Stringhalt is one problem that I rarely come across. This is a nervous reaction of the hind legs – the horse involuntarily snaps them up, almost to the belly, when the leg is lifted. Stringhalt is triggered by a neurological disorder in the brain which acts on the nervous system, seeming to act only on the back legs. It is suggested that Stringhalt is the result of toxicity from eating certain weeds, possibly Capeweed.
To all appearances, when picking up the back leg you get kicked. Unfortunately farriers often admonish the horse and belt the heck out of it because it has kicked them. As it is involuntary, the horse has absolutely no control over Stringhalt. However, once realising that the horse has Stringhalt, it is still a major problem to shoe these horses, as they pull the leg up so high it can’t be worked on.
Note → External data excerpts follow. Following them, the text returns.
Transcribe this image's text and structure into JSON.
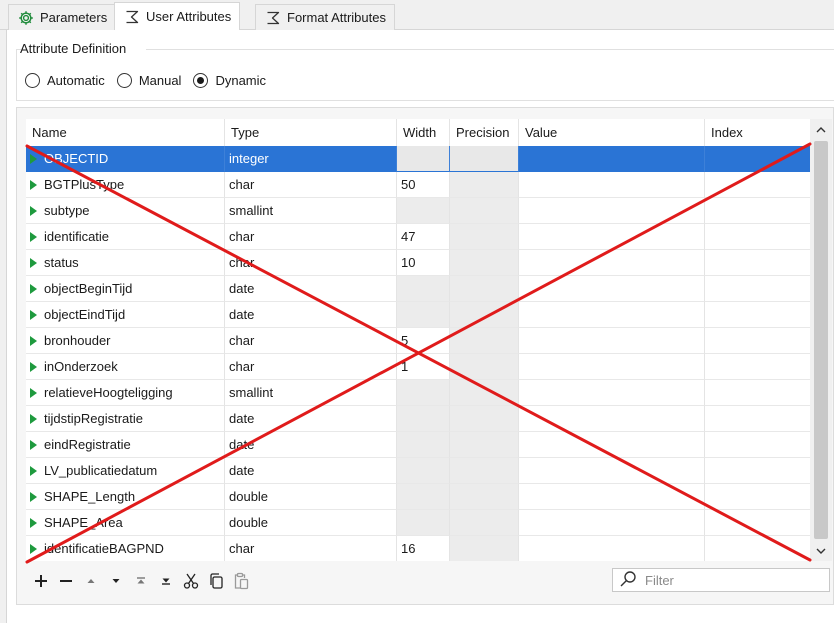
{
  "tabs": [
    {
      "label": "Parameters",
      "icon": "gear-icon",
      "active": false
    },
    {
      "label": "User Attributes",
      "icon": "sigma-icon",
      "active": true
    },
    {
      "label": "Format Attributes",
      "icon": "sigma-icon",
      "active": false
    }
  ],
  "attribute_definition": {
    "title": "Attribute Definition",
    "options": [
      "Automatic",
      "Manual",
      "Dynamic"
    ],
    "selected": "Dynamic"
  },
  "table": {
    "columns": [
      "Name",
      "Type",
      "Width",
      "Precision",
      "Value",
      "Index"
    ],
    "rows": [
      {
        "name": "OBJECTID",
        "type": "integer",
        "width": "",
        "selected": true
      },
      {
        "name": "BGTPlusType",
        "type": "char",
        "width": "50"
      },
      {
        "name": "subtype",
        "type": "smallint",
        "width": ""
      },
      {
        "name": "identificatie",
        "type": "char",
        "width": "47"
      },
      {
        "name": "status",
        "type": "char",
        "width": "10"
      },
      {
        "name": "objectBeginTijd",
        "type": "date",
        "width": ""
      },
      {
        "name": "objectEindTijd",
        "type": "date",
        "width": ""
      },
      {
        "name": "bronhouder",
        "type": "char",
        "width": "5"
      },
      {
        "name": "inOnderzoek",
        "type": "char",
        "width": "1"
      },
      {
        "name": "relatieveHoogteligging",
        "type": "smallint",
        "width": ""
      },
      {
        "name": "tijdstipRegistratie",
        "type": "date",
        "width": ""
      },
      {
        "name": "eindRegistratie",
        "type": "date",
        "width": ""
      },
      {
        "name": "LV_publicatiedatum",
        "type": "date",
        "width": ""
      },
      {
        "name": "SHAPE_Length",
        "type": "double",
        "width": ""
      },
      {
        "name": "SHAPE_Area",
        "type": "double",
        "width": ""
      },
      {
        "name": "identificatieBAGPND",
        "type": "char",
        "width": "16"
      }
    ]
  },
  "toolbar": {
    "buttons": [
      "add-icon",
      "remove-icon",
      "move-up-icon",
      "move-down-icon",
      "move-top-icon",
      "move-bottom-icon",
      "cut-icon",
      "copy-icon",
      "paste-icon"
    ]
  },
  "filter": {
    "placeholder": "Filter",
    "value": ""
  },
  "colors": {
    "selection": "#2a74d5",
    "row_marker": "#1e9a3e",
    "cross_out": "#e01b1b"
  }
}
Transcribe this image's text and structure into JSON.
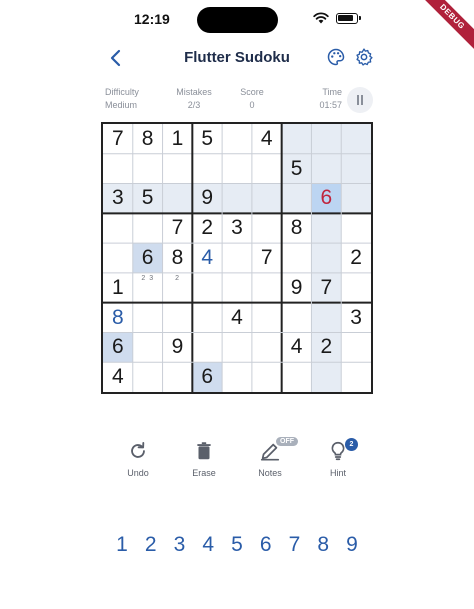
{
  "status_bar": {
    "time": "12:19",
    "debug_label": "DEBUG"
  },
  "app_bar": {
    "title": "Flutter Sudoku"
  },
  "stats": {
    "difficulty_label": "Difficulty",
    "difficulty": "Medium",
    "mistakes_label": "Mistakes",
    "mistakes": "2/3",
    "score_label": "Score",
    "score": "0",
    "time_label": "Time",
    "time": "01:57"
  },
  "board": {
    "rows": [
      [
        "7",
        "8",
        "1",
        "5",
        "",
        "4",
        "",
        "",
        ""
      ],
      [
        "",
        "",
        "",
        "",
        "",
        "",
        "5",
        "",
        ""
      ],
      [
        "3",
        "5",
        "",
        "9",
        "",
        "",
        "",
        "6",
        ""
      ],
      [
        "",
        "",
        "7",
        "2",
        "3",
        "",
        "8",
        "",
        ""
      ],
      [
        "",
        "6",
        "8",
        "4",
        "",
        "7",
        "",
        "",
        "2"
      ],
      [
        "1",
        "",
        "",
        "",
        "",
        "",
        "9",
        "7",
        ""
      ],
      [
        "8",
        "",
        "",
        "",
        "4",
        "",
        "",
        "",
        "3"
      ],
      [
        "6",
        "",
        "9",
        "",
        "",
        "",
        "4",
        "2",
        ""
      ],
      [
        "4",
        "",
        "",
        "6",
        "",
        "",
        "",
        "",
        ""
      ]
    ],
    "notes": {
      "5-1": "2 3",
      "5-2": "2"
    },
    "user_entries": [
      "4-3",
      "6-0"
    ],
    "error_entries": [
      "2-7"
    ],
    "selected": "2-7",
    "same_number_cells": [
      "4-1",
      "7-0",
      "8-3"
    ],
    "colors": {
      "highlight": "#e6ecf4",
      "selected": "#bcd5f2",
      "user": "#2a5ca8",
      "error": "#c0253e"
    }
  },
  "tools": {
    "undo_label": "Undo",
    "erase_label": "Erase",
    "notes_label": "Notes",
    "notes_state": "OFF",
    "hint_label": "Hint",
    "hint_count": "2"
  },
  "numpad": [
    "1",
    "2",
    "3",
    "4",
    "5",
    "6",
    "7",
    "8",
    "9"
  ]
}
To get the horse to stretch its leg backwards is very difficult as the minute you ease on it, the leg snaps forward and kicks you again. It can be a very dangerous situation but there is absolutely no point getting upset with the horse. The more nervous the horse is, the more it exacerbates the problem.
It is quite an exciting thing to work with a horse with bad Stringhalt. One in particular was a very good Group One winning racehorse. I couldn’t for the life of me understand how he could ever gallop with a problem like this, but in watching him on the race track there was absolutely nothing wrong with his galloping action, obviously, because he was a winner. There was not a problem with him walking, he trotted a little high behind but the only problem was in shoeing him – it was the farrier’s problem, no one else was interested in it because it never affected anyone except the poor old farrier.